Ouvi muitas coisas sobre esses eventos antes, durante e depois deles. Tanto de artistas que já estiveram em ambos, quanto de fãs que esperavam estar neles. Muitas dessas preconcepções foram determinantes à visão geral que tive acerca dos dois, mas serviram principalmente pra mostrar que o “inesperado” é a mais relevante verdade sobre cada um deles.
Analisando primeiro o FIQ… O festival me lembrou muito encontros universitários: há muita teoria de HQ rolando, enquanto os painéis com convidados são disputados e as mesas de artistas, assim como os boards das apresentações acadêmicas, são mais visualizadas que realmente visitadas (leia-se aqui como “com produtos consumidos”).
De certa forma, esse é tipo de direcionamento do FIQ: há mais coleguismo e criação de contatos, amizades e parcerias que realmente o senso de “feira”, afinal, como o próprio nome diz, é um FESTival (e um local que vende cervejas durante o tempo inteiro tende mais a celebrar este coleguismo que gerar renda com quadrinhos, acredito eu).

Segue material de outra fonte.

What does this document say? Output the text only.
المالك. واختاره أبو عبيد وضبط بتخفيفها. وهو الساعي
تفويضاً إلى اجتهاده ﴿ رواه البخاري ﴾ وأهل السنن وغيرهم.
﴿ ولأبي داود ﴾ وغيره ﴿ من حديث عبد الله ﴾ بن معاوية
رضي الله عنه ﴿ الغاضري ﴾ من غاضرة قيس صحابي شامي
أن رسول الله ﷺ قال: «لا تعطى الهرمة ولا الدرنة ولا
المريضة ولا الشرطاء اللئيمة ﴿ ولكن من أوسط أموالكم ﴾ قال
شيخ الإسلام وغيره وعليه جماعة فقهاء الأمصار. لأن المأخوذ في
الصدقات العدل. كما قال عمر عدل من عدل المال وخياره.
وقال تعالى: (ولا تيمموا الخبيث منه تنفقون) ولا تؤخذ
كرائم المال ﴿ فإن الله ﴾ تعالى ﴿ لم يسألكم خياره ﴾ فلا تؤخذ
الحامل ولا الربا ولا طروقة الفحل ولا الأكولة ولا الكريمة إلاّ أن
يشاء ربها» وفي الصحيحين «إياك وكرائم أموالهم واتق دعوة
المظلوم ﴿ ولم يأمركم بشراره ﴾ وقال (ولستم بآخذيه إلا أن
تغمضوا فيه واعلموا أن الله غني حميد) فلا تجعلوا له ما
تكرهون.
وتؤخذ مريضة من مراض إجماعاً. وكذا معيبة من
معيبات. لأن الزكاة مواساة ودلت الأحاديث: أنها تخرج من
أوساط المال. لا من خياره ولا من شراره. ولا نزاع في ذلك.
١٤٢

Nesse ínterim, ouvi muitas pessoas, inclusive artistas, dizendo que o FIQ estaria com seus dias contados – acredito que devido ao calor, bem como à aparente pequenês da Serraria Sousa Pinto.
Minha opinião é que não. Se o FIQ não mudar, ele ainda terá uma longa e movimentada vida, pois é o ambiente perfeito para o produtor independente e/ou novato que deseja apresentar-se à “comunidade quadrinista” – fora que é o evento mais em sintonia com as movimentações sociais (confira aqui uma análise do FIQ), tornando-o um lugar ideal às manifestações das novas correntes de produção.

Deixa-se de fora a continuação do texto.